Type of Reading: bedtime story, family reading, playtime reading, read aloud book
Recommended Age: read together: 4 to 9; read yourself: 8 to 10
Interest Level: 4 to 8
Reading Level: 3
Age of Child: Read with boys ages 3 and 5.
Young Reader Reaction: My sons were not overly excited or turned off by the book. I think they did like all the vehicles in it. I don’t think they understood the “moral” of the story.
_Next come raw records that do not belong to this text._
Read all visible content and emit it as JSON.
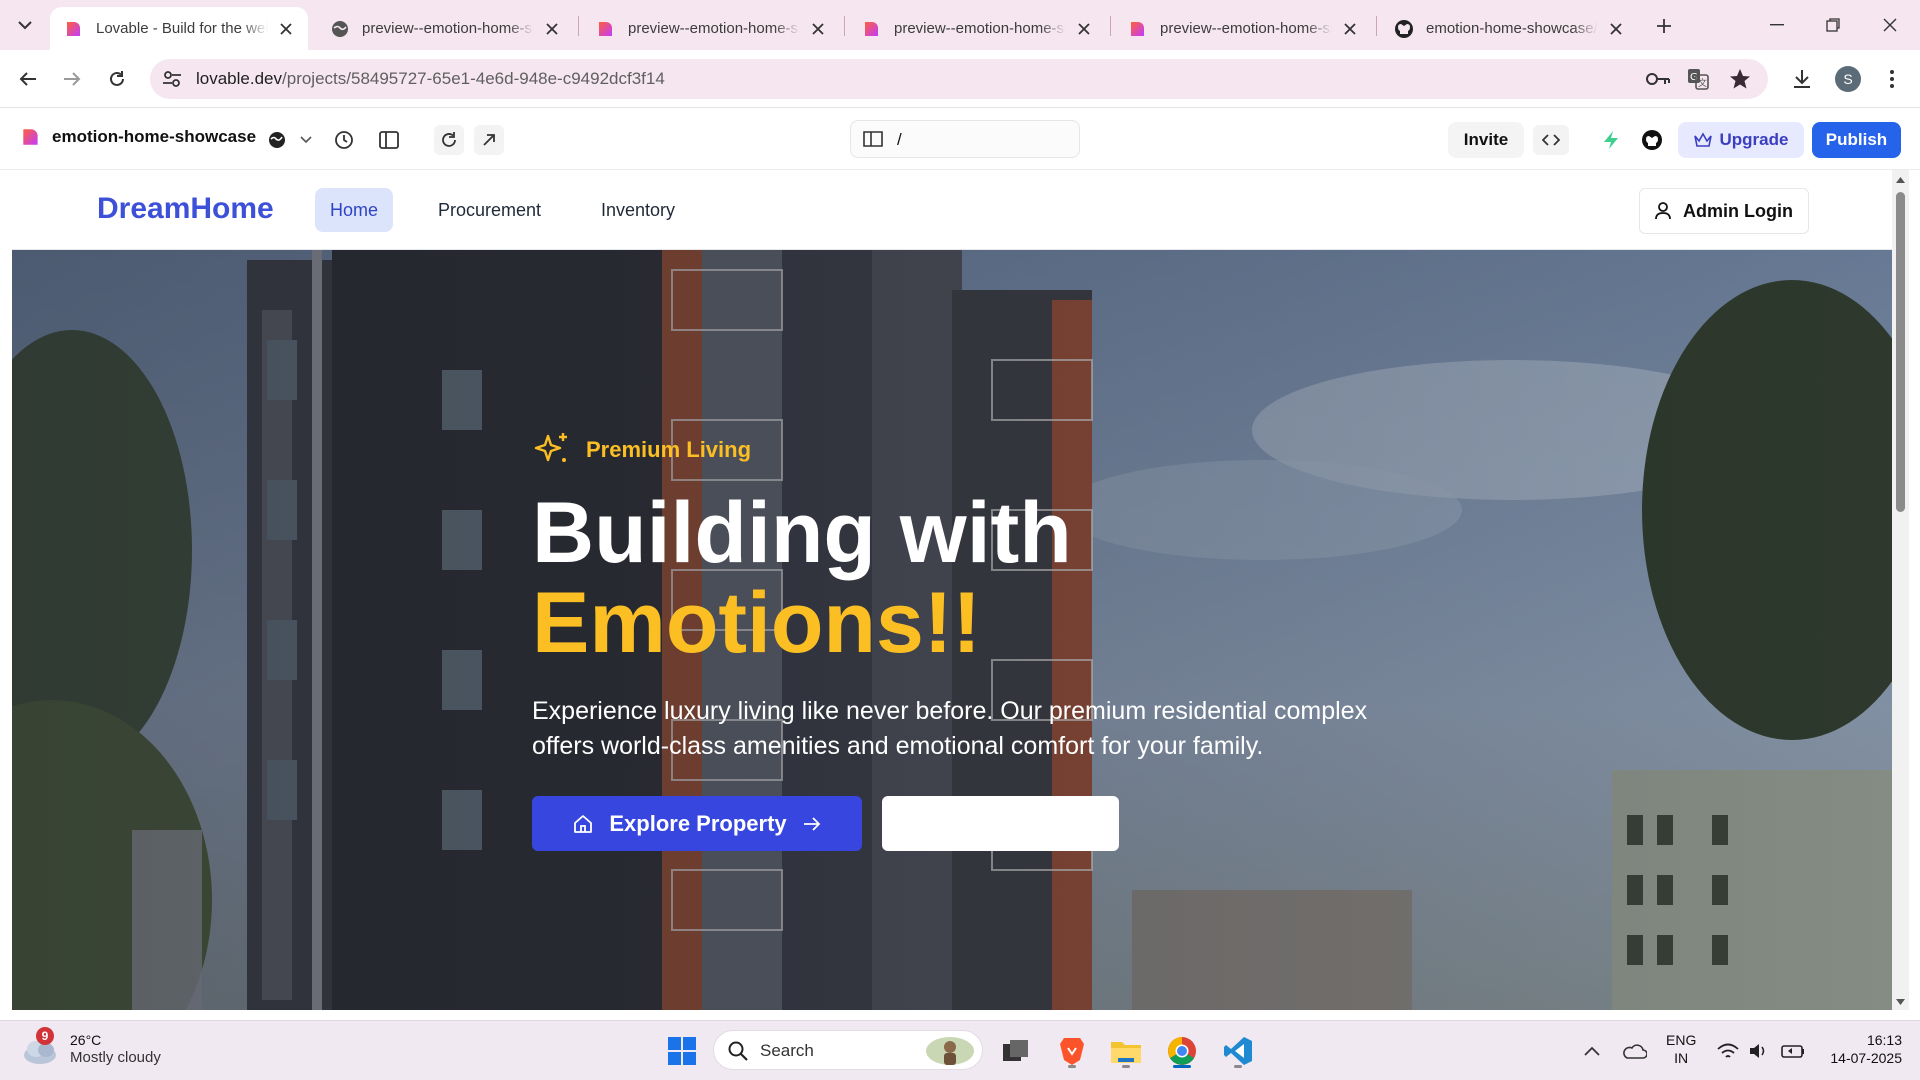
{
  "browser": {
    "tabs": [
      {
        "title": "Lovable - Build for the web",
        "active": true,
        "favicon": "lovable-heart-icon"
      },
      {
        "title": "preview--emotion-home-showcase",
        "active": false,
        "favicon": "globe-icon"
      },
      {
        "title": "preview--emotion-home-showcase",
        "active": false,
        "favicon": "lovable-heart-icon"
      },
      {
        "title": "preview--emotion-home-showcase",
        "active": false,
        "favicon": "lovable-heart-icon"
      },
      {
        "title": "preview--emotion-home-showcase",
        "active": false,
        "favicon": "lovable-heart-icon"
      },
      {
        "title": "emotion-home-showcase/",
        "active": false,
        "favicon": "github-icon"
      }
    ],
    "url_host": "lovable.dev",
    "url_path": "/projects/58495727-65e1-4e6d-948e-c9492dcf3f14",
    "profile_initial": "S"
  },
  "lovable": {
    "project_name": "emotion-home-showcase",
    "route": "/",
    "invite_label": "Invite",
    "upgrade_label": "Upgrade",
    "publish_label": "Publish"
  },
  "site": {
    "brand": "DreamHome",
    "nav": [
      {
        "label": "Home",
        "active": true
      },
      {
        "label": "Procurement",
        "active": false
      },
      {
        "label": "Inventory",
        "active": false
      }
    ],
    "admin_login": "Admin Login",
    "hero": {
      "tagline": "Premium Living",
      "heading_line1": "Building with",
      "heading_line2": "Emotions!!",
      "description": "Experience luxury living like never before. Our premium residential complex offers world-class amenities and emotional comfort for your family.",
      "cta_primary": "Explore Property",
      "cta_secondary": ""
    }
  },
  "taskbar": {
    "weather_badge": "9",
    "temperature": "26°C",
    "condition": "Mostly cloudy",
    "search_label": "Search",
    "lang_line1": "ENG",
    "lang_line2": "IN",
    "time": "16:13",
    "date": "14-07-2025"
  },
  "colors": {
    "brand_blue": "#3d51d8",
    "accent_yellow": "#fbbf24",
    "publish_blue": "#2563eb",
    "cta_blue": "#3846e0"
  }
}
Adult Reader Reaction: I was not a huge fan of this book. Some of the story was awkward, and I felt like some of the sections were “forced” to shape parts of the story to add additional vehicle types. The illustrations are colorful and artistic, but did not particularly appeal to me, personally. I guess I look for books where my boys can either learn an important life lesson (or their ABCs) OR they are just absolutely beautiful, and I didn’t feel this book met both of my criteria. HOWEVER, if you have a child who is INFATUATED with cars, trucks, etc, this might be a more appealing book to have in the home library or to check out from the public library. Mostly, I’m not sure what the underlying lesson is to be learned. There isn’t an “aha!” moment where we learn something or a good (or bad) way to live. The one lesson I think you might glean is to get out and EXPLORE the country and LIVE LIFE TO THE FULLEST. This may have been the direction the book was going, but the last couple pages sort of counteracted that message. They are funny in a way that only adults with life experience would understand, so the punch line sort-of missed the target audience, in my opinion.
Pros: The illustrations are colorful, and there are LOTS of wheeled vehicles (trucks, cars, buses, tractors, bikes, etc.).
Cons: It's hard to tell what the author was "doing" with this story.
Borrow or Buy: Borrow. Check it out from the library if you have a child REALLY interested in wheeled transportation.
Educational Themes: Lots of different vehicles with wheels. This might be a good book to base a copy-cat story-writing lesson for young kids: for them to write their own story about one of the many vehicles in the book, about where that particular vehicle would take them and the adventures that would ensue. Probably a 1st or 2nd or 3rd grade story.
Notes: The author donated a copy of this book knowing that we would consider it for review and provide an independent, unbiased profile. This book will be given to a nonprofit to help readers in need.